Board member Virgil Umphenour of Fairbanks was also upset the regulations were being reviewed. He said he didn't understand why, if restrictions can be placed on Tanana River gillnet fishing to protect large king salmon, they can't also be imposed on Kenai River sport fishing.
"Why can't we protect a large king salmon in the sport fishery in the same manner?" Umphenour asked.
A glitch in the state bureaucracy may have caused at least one board member to vote in favor of delaying the regulations. The board heard from a state legal expert who said, because the new regulations are still under review at the state Department of Law, they are currently unenforceable. Following the review, the regulations must be signed by the lieutenant governor and undergo a 30-day waiting period. That means that even if the regulations were signed tomorrow, they would not go into effect until mid-June.
Board member Grant Miller of Sitka said he was uneasy with the precedent the vote set, but he voted yes because of the potential uncertainty arising from the timing of the ruling.
"To me, the crux of the matter is imposition of new regulations midseason," Miller said.
The vote effectively means the Kenai River will operate under 2001 regulations, at least until June 16, when the board will meet to take up the issue again.
Also on the agenda Friday was a proposal to schedule a meeting to discuss regulations passed last year that cut the limit on saltwater king salmon bag limits. The board changed the bag limit from two saltwater kings per day to five per year in Cook Inlet, Kodiak and Resurrection Bay.

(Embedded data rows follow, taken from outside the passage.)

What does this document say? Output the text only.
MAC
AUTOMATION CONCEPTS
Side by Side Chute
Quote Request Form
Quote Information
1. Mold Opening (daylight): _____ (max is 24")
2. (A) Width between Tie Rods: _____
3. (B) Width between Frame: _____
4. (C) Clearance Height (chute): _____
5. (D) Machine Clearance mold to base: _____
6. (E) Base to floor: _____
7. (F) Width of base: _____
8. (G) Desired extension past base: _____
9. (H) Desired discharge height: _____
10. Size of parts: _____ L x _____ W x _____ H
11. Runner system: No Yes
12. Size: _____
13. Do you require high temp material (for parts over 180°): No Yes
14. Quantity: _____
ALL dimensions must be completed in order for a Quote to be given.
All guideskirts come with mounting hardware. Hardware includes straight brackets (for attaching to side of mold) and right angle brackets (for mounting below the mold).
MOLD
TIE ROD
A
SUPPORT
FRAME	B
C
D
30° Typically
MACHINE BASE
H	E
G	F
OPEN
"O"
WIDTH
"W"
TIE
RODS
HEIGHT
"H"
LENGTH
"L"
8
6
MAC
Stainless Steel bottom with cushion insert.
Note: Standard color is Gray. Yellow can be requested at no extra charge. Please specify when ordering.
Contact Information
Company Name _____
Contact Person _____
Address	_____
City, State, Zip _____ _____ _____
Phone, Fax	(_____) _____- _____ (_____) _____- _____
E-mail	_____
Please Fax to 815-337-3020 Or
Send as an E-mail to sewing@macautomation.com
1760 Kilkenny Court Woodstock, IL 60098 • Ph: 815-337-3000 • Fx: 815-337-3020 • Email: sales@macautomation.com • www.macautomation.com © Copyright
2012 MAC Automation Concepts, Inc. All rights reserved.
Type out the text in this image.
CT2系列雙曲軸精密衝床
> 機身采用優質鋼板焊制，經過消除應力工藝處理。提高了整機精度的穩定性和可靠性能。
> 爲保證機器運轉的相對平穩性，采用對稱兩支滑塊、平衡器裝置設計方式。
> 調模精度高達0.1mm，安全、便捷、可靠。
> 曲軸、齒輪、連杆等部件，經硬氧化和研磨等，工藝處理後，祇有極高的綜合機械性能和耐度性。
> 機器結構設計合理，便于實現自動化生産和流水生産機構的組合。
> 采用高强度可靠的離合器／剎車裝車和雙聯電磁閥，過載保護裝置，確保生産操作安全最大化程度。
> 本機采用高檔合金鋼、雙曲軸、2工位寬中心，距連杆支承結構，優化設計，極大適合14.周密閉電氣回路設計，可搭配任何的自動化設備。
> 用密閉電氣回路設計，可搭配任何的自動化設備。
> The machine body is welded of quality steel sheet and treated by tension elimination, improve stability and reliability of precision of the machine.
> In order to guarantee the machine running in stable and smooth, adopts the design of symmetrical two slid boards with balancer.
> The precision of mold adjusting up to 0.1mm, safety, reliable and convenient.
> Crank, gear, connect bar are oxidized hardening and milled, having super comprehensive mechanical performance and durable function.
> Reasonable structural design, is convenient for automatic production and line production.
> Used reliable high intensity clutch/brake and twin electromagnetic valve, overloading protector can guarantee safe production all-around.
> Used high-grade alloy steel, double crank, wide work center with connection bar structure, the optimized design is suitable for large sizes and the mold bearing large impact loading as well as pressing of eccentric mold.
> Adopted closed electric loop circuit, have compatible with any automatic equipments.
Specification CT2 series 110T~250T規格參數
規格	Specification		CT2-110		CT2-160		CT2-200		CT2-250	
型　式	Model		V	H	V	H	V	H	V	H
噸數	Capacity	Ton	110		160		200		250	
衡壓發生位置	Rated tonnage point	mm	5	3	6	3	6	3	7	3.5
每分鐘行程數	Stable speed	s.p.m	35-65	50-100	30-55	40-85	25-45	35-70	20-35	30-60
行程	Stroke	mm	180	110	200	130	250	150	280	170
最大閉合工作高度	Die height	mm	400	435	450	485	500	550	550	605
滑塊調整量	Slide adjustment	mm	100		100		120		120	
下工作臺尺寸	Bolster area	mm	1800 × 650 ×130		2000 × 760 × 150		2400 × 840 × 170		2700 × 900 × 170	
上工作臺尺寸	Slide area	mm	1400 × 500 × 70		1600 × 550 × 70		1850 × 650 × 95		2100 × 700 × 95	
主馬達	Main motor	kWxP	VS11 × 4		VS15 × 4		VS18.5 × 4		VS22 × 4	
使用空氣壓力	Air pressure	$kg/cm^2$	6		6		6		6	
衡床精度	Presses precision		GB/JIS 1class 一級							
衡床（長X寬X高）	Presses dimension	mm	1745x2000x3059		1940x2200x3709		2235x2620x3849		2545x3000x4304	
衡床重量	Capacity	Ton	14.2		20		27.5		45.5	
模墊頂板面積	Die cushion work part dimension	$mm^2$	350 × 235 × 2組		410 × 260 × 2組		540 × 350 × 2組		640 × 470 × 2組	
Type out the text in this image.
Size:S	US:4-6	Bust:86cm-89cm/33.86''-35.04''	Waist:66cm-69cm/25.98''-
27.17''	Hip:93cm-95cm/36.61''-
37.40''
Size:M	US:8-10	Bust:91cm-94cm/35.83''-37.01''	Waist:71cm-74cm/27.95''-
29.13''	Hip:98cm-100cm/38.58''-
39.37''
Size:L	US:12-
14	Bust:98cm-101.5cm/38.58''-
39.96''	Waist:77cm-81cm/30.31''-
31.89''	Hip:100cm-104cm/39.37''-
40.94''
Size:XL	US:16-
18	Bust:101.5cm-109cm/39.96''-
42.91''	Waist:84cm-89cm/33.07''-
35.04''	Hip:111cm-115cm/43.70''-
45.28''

The regulations were unpopular with Homer and Kodiak fishers, who favored a plan that would require anglers to record their saltwater king catch.
However, the board voted not to schedule talks on the regulations, choosing to stay within the framework of the normal Board of Fisheries process.
Following the votes, board chair Ed Dersham took the opportunity to register his displeasure with the Legislature for failing to vote on recent Board of Fisheries appointees. Dersham singled out Kenai Peninsula lawmakers for the Legislature's failure to vote on the governor's appointments, saying peninsula lawmakers "orchestrated" the controversy.
"All the appointments would have been beneficial not only to the Kenai Peninsula, but the whole state," Dersham said.
He said he was angry the Legislature had started such a conflict with the board.
"This is going to go on for years. I'm very upset."